On my birthday this year, I received a pack of angel cards from a dear family member of mine. The box prompts you to choose a card on your birthday. The word on the card will overlight your year. 

I thought about it a moment, surrounded by family and friends and laughter and warmth, chose a card in the middle of the deck, and pulled out the word love. I felt a chord strike in my heart.

Very recently, exes and past lovers have been coming out of the woodwork. Boys I never thought I would hear from again, telling me things I desperately wanted to hear when our relationships ended. Now, the words ring like tin in my ears and taste like pennies in my mouth. Am I suspicious of these boys and their motives? Am I doubtful of their words? Am I convinced I am undeserving?




I am not any of these things. I am someone learning the hard lesson of loving themselves, of learning that acceptance and balance doesn't come from outside, but within. I spoke before of the catalyst that would make everything right in the world, and how it does not exist. The rhythms that move the world move me with them, and I am a different person than I was when I was in these relationships. I choose to not let my suspicion and doubt get the best of me. I choose to accept these sentiments with grace, even if I can't reciprocate, and I choose to let go. I trust that the person or persons I'm supposed to grow with will appear, seemingly out of thin air, like they always do.

So for the year, I wish for myself and all of you, that love infuse your life. There are many shades of love, and I hope all of them refuse to dim as the seasons pass. If you believe in angels, I wish for them to bring you your chosen vision of love. Here is to peace, health and light in the new year.


Sunday, December 4, 2011

And We Can Act Like We Come From Out of This World

I've been going to a 60's Northern soul dance party once a month in Seattle for almost four years now. My first night, I was nervous and didn't know quite what to do with my arms. I felt the music run through my body, shooting through my limbs like lightning, and I fell into the rhythm, my shoulders moving in time with my feet and my hands occasionally moving the hair out of my face. Every time I return, the dance feels natural and joyous. I get lost in the moment of sweet sweat and electric endorphins. 
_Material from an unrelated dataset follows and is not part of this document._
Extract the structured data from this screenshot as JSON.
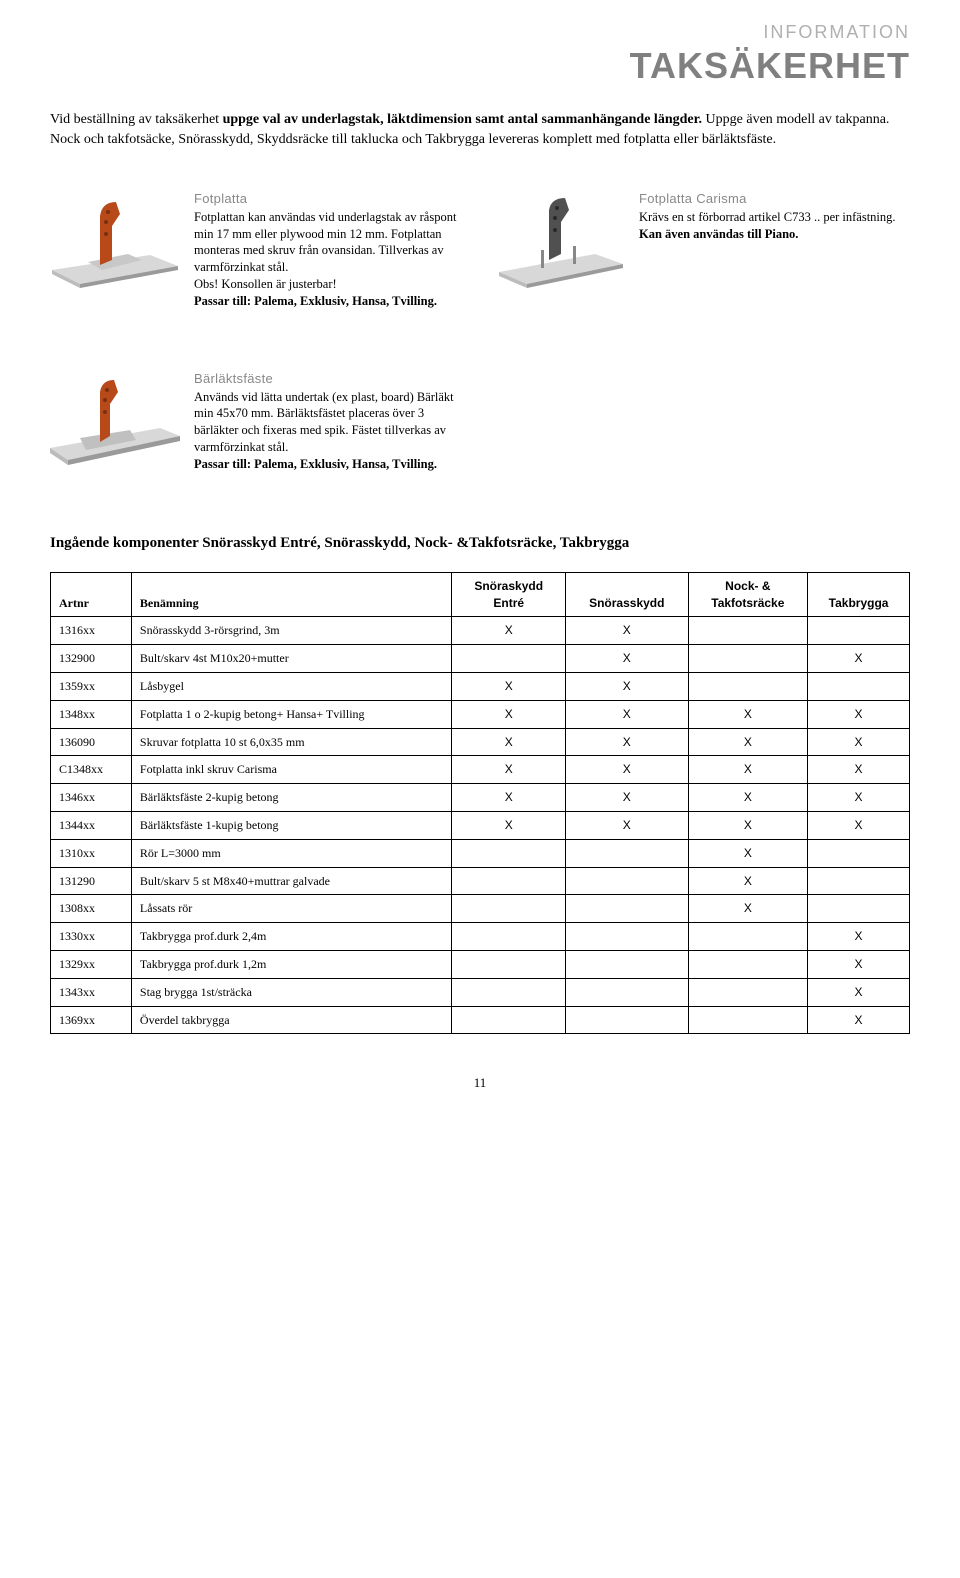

A photo of me in reverie next to one of my best sister friends appeared in an alternative weekly recently. I think it captures exactly what I feel on the dance floor. Wrapped up in the moment like a cocoon, a smile creeping up the sides of my mouth, trying to catch the lights on my skin and take them with me. 



I recently discovered a new love: square dancing! Every two weeks in the neighborhood I live in, a bar hosts a square dancing night. A live band plays straw bale rhythms and a caller lilts out the directions. People are incredibly forgiving when you mess up, and it is the only time I've seen adult strangers grab each other's hands and laugh and spin, unabashedly happy. As I was swung by my partners, I felt like I was flying.



This is my love letter to dancing: the physical expression of joy, the slick sweat, the crush of bodies, the heartbeat bass, the way I feel when I spin fast and can feel the world spinning with me. Thank you.